A: The opening of Open Kitchen at Orchard Commons this summer put an extra burden on the annual hiring process this year. In early August we had 80 vacant positions to fill—an unprecedented need. We are still hiring for positions in Food Services, mostly for culinary positions in the residence dining rooms, including cooks and GWHs.
We’re always interested in referrals, so staff across SHHS can definitely help. As an incentive to staff, we have a new employee referral program for Food Services. How the program works is if you refer someone and they get hired, you get a $50 gift card to the UBC Bookstore. Once the person you referred reaches 90 days of employment, you receive a second $50 UBC Bookstore gift card.
Q: What do you see as the future of the UBC residence community?
A: Growth. We know that demand continues to exceed our supply, despite recent housing additions, and we know that resident students have a better overall campus experience and are more engaged and connected to student life than commuter students. With the growth we’ve experienced and with more to come, UBC is well positioned to provide a variety of unique and innovative housing options. In particular, there is demand and opportunity for providing additional year-round housing options, which also helps to create year round vibrancy on campus.
Q: We keep building more buildings, but we still have a substantial waitlist for student housing. Why is that?
A: There are a few key factors that result in a continued waitlist for on-campus housing:
- The Lower Mainland real estate and rental market is having a distinct impact on UBC students’ ability to find off-campus housing. With the increasing cost of rental housing, particularly in Vancouver, many students are seeking on-campus housing opportunities.
- The growth of international student enrolment at UBC is another significant factor. There is a high demand from this group of students for on-campus housing. Ninety-two percent of international students live in residence in their first year at UBC and 70% seek on-campus housing for the remainder of their time at UBC.
- Student satisfaction is a major factor affecting the demand for on-campus housing. In other words, “success begets success.” Students can really see the benefits of living in on-campus student housing and the many ways that it enhances their student experience. With nearly 11,000 student beds—and an increased number of year-round residences and on-campus amenities—UBC has transformed into a much more vibrant community 24/7 and 365 days a year.

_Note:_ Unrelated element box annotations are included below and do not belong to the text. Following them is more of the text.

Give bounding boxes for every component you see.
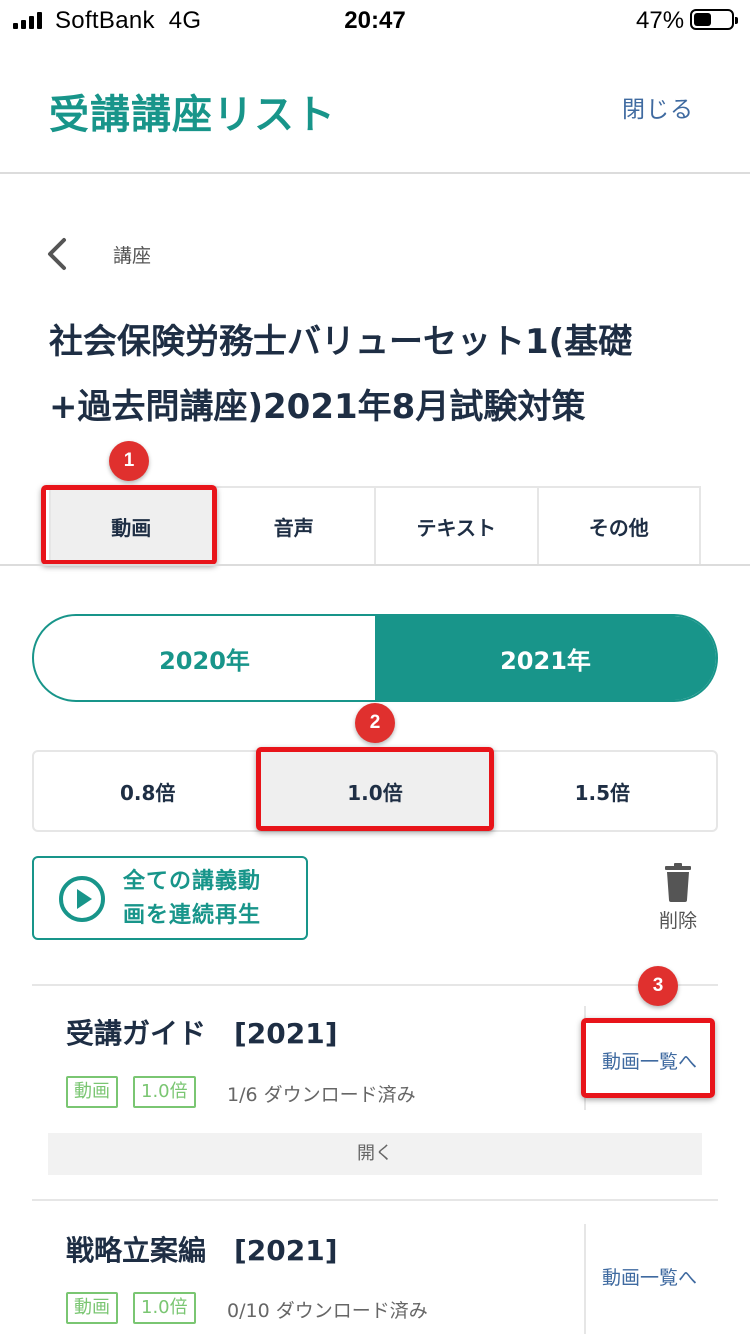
list-divider (32, 984, 718, 986)
tag-media-type: 動画 (66, 1292, 118, 1324)
breadcrumb[interactable]: 講座 (113, 241, 151, 268)
annotation-badge-2: 2 (355, 703, 395, 743)
battery-icon (690, 9, 738, 30)
tag-media-type: 動画 (66, 1076, 118, 1108)
tab-other[interactable]: その他 (539, 488, 700, 564)
course-title-line-1: 社会保険労務士バリューセット1(基礎 (49, 322, 633, 362)
page-title: 受講講座リスト (49, 92, 336, 138)
annotation-badge-3: 3 (638, 966, 678, 1006)
play-all-label-line-2: 画を連続再生 (123, 903, 262, 928)
course-item-name: 受講ガイド [2021] (66, 1017, 338, 1050)
battery-percentage: 47% (636, 7, 685, 34)
tabs-divider (0, 564, 750, 566)
media-tabs: 動画 音声 テキスト その他 (49, 486, 701, 566)
tab-audio[interactable]: 音声 (214, 488, 376, 564)
course-title-line-2: +過去問講座)2021年8月試験対策 (49, 387, 586, 427)
open-button[interactable]: 開く (48, 1133, 702, 1175)
play-all-label-line-1: 全ての講義動 (123, 869, 262, 894)
course-item-name: 戦略立案編 [2021] (66, 1234, 338, 1267)
video-list-link[interactable]: 動画一覧へ (602, 1047, 697, 1074)
tag-speed: 1.0倍 (133, 1292, 196, 1324)
column-divider (584, 1224, 586, 1334)
speed-option-1-5[interactable]: 1.5倍 (489, 752, 716, 830)
video-list-link[interactable]: 動画一覧へ (602, 1263, 697, 1290)
header-divider (0, 172, 750, 174)
play-all-label: 全ての講義動 画を連続再生 (123, 865, 303, 933)
download-status: 0/10 ダウンロード済み (227, 1300, 428, 1322)
year-option-2021[interactable]: 2021年 (375, 616, 716, 700)
list-divider (32, 1199, 718, 1201)
status-bar: SoftBank 4G 20:47 47% (0, 0, 750, 40)
trash-icon (665, 863, 691, 902)
column-divider (584, 1006, 586, 1110)
delete-button[interactable]: 削除 (648, 862, 708, 938)
speed-option-1-0[interactable]: 1.0倍 (261, 752, 489, 830)
year-option-2020[interactable]: 2020年 (34, 616, 375, 700)
tab-video[interactable]: 動画 (51, 488, 214, 564)
year-toggle: 2020年 2021年 (32, 614, 718, 702)
play-all-button[interactable]: 全ての講義動 画を連続再生 (32, 856, 308, 940)
tag-speed: 1.0倍 (133, 1076, 196, 1108)
delete-label: 削除 (658, 910, 697, 932)
annotation-badge-1: 1 (109, 441, 149, 481)
speed-option-0-8[interactable]: 0.8倍 (34, 752, 261, 830)
tab-text[interactable]: テキスト (376, 488, 539, 564)
close-button[interactable]: 閉じる (622, 90, 694, 124)
download-status: 1/6 ダウンロード済み (227, 1084, 416, 1106)
course-title: 社会保険労務士バリューセット1(基礎 +過去問講座)2021年8月試験対策 (49, 310, 709, 440)
playback-speed-selector: 0.8倍 1.0倍 1.5倍 (32, 750, 718, 832)
play-circle-icon (59, 876, 105, 922)
back-chevron-icon[interactable] (40, 234, 76, 274)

We are addressing the demand for on-campus housing with a thoughtful and aggressive growth strategy. Last year we opened the successful Ponderosa Commons; we have just opened Orchard Commons—including Open Kitchen, a third residence dining room; in Summer 2017 we will be opening Brock Commons, an innovative tall wood building, and a new building at Totem Park; and in 2019, we will be opening Gage South (Exchange Residence), a unique student residence that will contain our innovative Nano Studios. This fall we will be looking closely at our growth needs beyond 2019.

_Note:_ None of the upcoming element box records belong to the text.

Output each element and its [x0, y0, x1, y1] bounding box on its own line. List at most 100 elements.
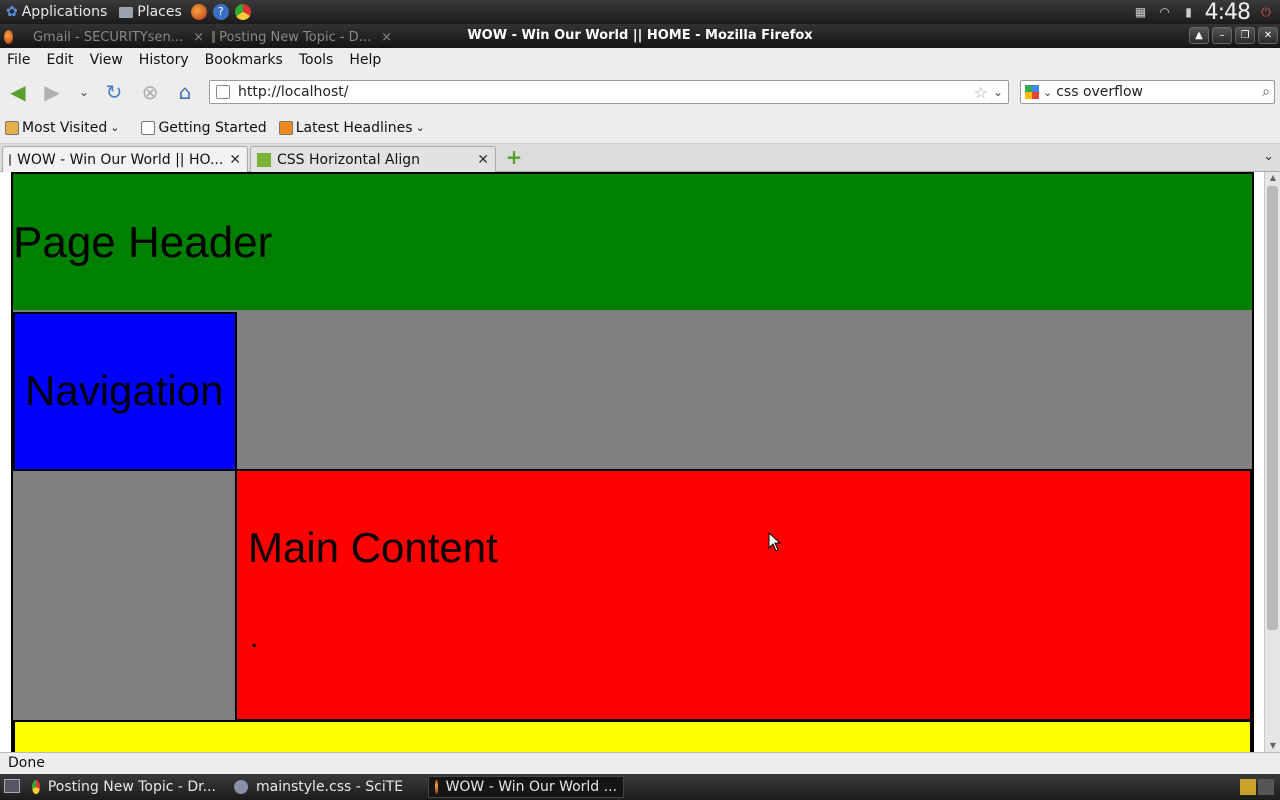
firefox-launcher-icon[interactable]	[190, 4, 207, 20]
taskbar-item-firefox-label: WOW - Win Our World ...	[445, 779, 617, 795]
taskbar-item-scite[interactable]: mainstyle.css - SciTE	[228, 776, 424, 798]
chevron-down-icon: ⌄	[78, 85, 90, 99]
back-button[interactable]: ◀	[6, 80, 30, 104]
network-manager-icon[interactable]: ▦	[1133, 5, 1149, 19]
top-panel: ✿ Applications Places ? ▦ ◠ ▮ 4:48 ⏻	[0, 0, 1280, 25]
menu-history[interactable]: History	[131, 52, 197, 68]
window-controls: ▲ – ❐ ✕	[1189, 27, 1278, 44]
stop-icon: ⊗	[141, 80, 159, 104]
taskbar-item-firefox[interactable]: WOW - Win Our World ...	[428, 776, 624, 798]
bookmark-latest-headlines-label: Latest Headlines	[295, 119, 413, 136]
tab-wow-home-label: WOW - Win Our World || HO...	[17, 151, 224, 168]
mouse-pointer-icon	[768, 532, 782, 552]
menu-bookmarks[interactable]: Bookmarks	[197, 52, 291, 68]
reload-icon: ↻	[105, 80, 123, 104]
scroll-down-icon[interactable]: ▼	[1265, 740, 1280, 752]
tab-css-horizontal-align-label: CSS Horizontal Align	[277, 151, 421, 168]
power-icon[interactable]: ⏻	[1258, 5, 1274, 19]
bookmark-most-visited-label: Most Visited	[22, 119, 108, 136]
google-engine-icon[interactable]	[1025, 85, 1039, 99]
window-up-icon[interactable]: ▲	[1189, 27, 1209, 44]
clock[interactable]: 4:48	[1205, 0, 1251, 25]
menu-view[interactable]: View	[82, 52, 131, 68]
forward-button[interactable]: ▶	[40, 80, 64, 104]
workspace-2-icon[interactable]	[1258, 779, 1274, 795]
page-header-text: Page Header	[13, 218, 273, 267]
navigation-text: Navigation	[25, 367, 224, 414]
site-identity-icon[interactable]	[216, 85, 230, 99]
status-bar: Done	[0, 752, 1280, 774]
menu-file[interactable]: File	[0, 52, 38, 68]
back-arrow-icon: ◀	[10, 80, 26, 104]
chevron-down-icon: ⌄	[110, 121, 120, 134]
new-tab-button[interactable]: +	[504, 145, 524, 169]
navigation-toolbar: ◀ ▶ ⌄ ↻ ⊗ ⌂ http://localhost/ ☆ ⌄ ⌄ css …	[0, 72, 1280, 112]
scite-icon	[234, 780, 248, 794]
bookmark-latest-headlines[interactable]: Latest Headlines ⌄	[274, 120, 430, 136]
tab-wow-home[interactable]: WOW - Win Our World || HO... ✕	[2, 146, 248, 172]
close-tab-icon[interactable]: ✕	[477, 152, 489, 168]
reload-button[interactable]: ↻	[102, 80, 126, 104]
menu-help[interactable]: Help	[341, 52, 389, 68]
taskbar-item-posting[interactable]: Posting New Topic - Dr...	[26, 776, 222, 798]
bookmark-getting-started[interactable]: Getting Started	[136, 120, 271, 136]
close-window-icon[interactable]: ✕	[1258, 27, 1278, 44]
rss-icon	[278, 120, 293, 135]
chrome-launcher-icon[interactable]	[234, 4, 251, 20]
plus-icon: +	[505, 145, 523, 169]
wifi-icon[interactable]: ◠	[1157, 5, 1173, 19]
footer-block	[13, 720, 1252, 752]
search-input[interactable]: css overflow	[1056, 84, 1143, 100]
menu-tools[interactable]: Tools	[291, 52, 342, 68]
bookmark-most-visited[interactable]: Most Visited ⌄	[0, 120, 124, 136]
search-icon[interactable]: ⌕	[1262, 84, 1270, 100]
url-bar[interactable]: http://localhost/ ☆ ⌄	[209, 80, 1009, 104]
folder-icon	[119, 6, 134, 18]
history-dropdown-button[interactable]: ⌄	[72, 80, 96, 104]
applications-menu-label: Applications	[21, 4, 108, 20]
firefox-icon	[435, 780, 438, 794]
system-tray: ▦ ◠ ▮ 4:48 ⏻	[1133, 0, 1274, 25]
main-content-dot: .	[250, 621, 259, 654]
menu-edit[interactable]: Edit	[38, 52, 81, 68]
main-content-block: Main Content .	[235, 469, 1252, 721]
show-desktop-button[interactable]	[4, 779, 20, 793]
restore-icon[interactable]: ❐	[1235, 27, 1255, 44]
navigation-block: Navigation	[13, 312, 237, 471]
scroll-up-icon[interactable]: ▲	[1265, 172, 1280, 184]
battery-icon[interactable]: ▮	[1181, 5, 1197, 19]
window-titlebar[interactable]: Gmail - SECURITYsen... × Posting New Top…	[0, 24, 1280, 48]
scrollbar-thumb[interactable]	[1267, 186, 1278, 630]
list-all-tabs-button[interactable]: ⌄	[1263, 149, 1274, 164]
page-viewport[interactable]: Page Header Navigation Main Content .	[0, 172, 1264, 752]
places-menu[interactable]: Places	[113, 4, 188, 20]
stop-button[interactable]: ⊗	[138, 80, 162, 104]
workspace-1-icon[interactable]	[1240, 779, 1256, 795]
chrome-icon	[32, 780, 40, 794]
vertical-scrollbar[interactable]: ▲ ▼	[1264, 172, 1280, 752]
engine-dropdown-icon[interactable]: ⌄	[1043, 86, 1052, 99]
home-button[interactable]: ⌂	[173, 80, 197, 104]
tab-css-horizontal-align[interactable]: CSS Horizontal Align ✕	[250, 146, 496, 172]
forward-arrow-icon: ▶	[44, 80, 60, 104]
menu-bar: File Edit View History Bookmarks Tools H…	[0, 48, 1280, 72]
page-header-block: Page Header	[11, 172, 1254, 312]
main-content-text: Main Content	[248, 524, 498, 571]
close-tab-icon[interactable]: ✕	[229, 152, 241, 168]
window-title: WOW - Win Our World || HOME - Mozilla Fi…	[467, 28, 813, 43]
url-dropdown-icon[interactable]: ⌄	[993, 85, 1003, 99]
applications-menu[interactable]: ✿ Applications	[0, 4, 113, 20]
chevron-down-icon: ⌄	[415, 121, 425, 134]
help-launcher-icon[interactable]: ?	[212, 4, 229, 20]
url-input[interactable]: http://localhost/	[238, 84, 348, 100]
bookmark-getting-started-label: Getting Started	[158, 119, 267, 136]
bookmark-star-icon[interactable]: ☆	[974, 83, 988, 102]
tab-strip: WOW - Win Our World || HO... ✕ CSS Horiz…	[0, 144, 1280, 172]
status-text: Done	[8, 755, 45, 771]
workspace-switcher[interactable]	[1240, 779, 1274, 795]
minimize-icon[interactable]: –	[1212, 27, 1232, 44]
bottom-panel: Posting New Topic - Dr... mainstyle.css …	[0, 774, 1280, 800]
page-icon	[141, 120, 156, 135]
search-bar[interactable]: ⌄ css overflow ⌕	[1020, 80, 1275, 104]
page-icon	[9, 153, 11, 166]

Q: Did anyone from the SHHS management team work on Move In Day?
A: A vast majority of the SHHS leadership team and their reporting managers helped out on Move In Day. Move In Day is a critical part of the new student experience and every one of us is keen to participate in making a great first impression for students and their families.
I had the pleasure of spending the morning with UBC’s new President Professor Santa Ono at Place Vanier and Orchard Commons. He had a wonderful morning meeting some of our new students and their families, welcoming them to campus, and, of course, taking selfies with them!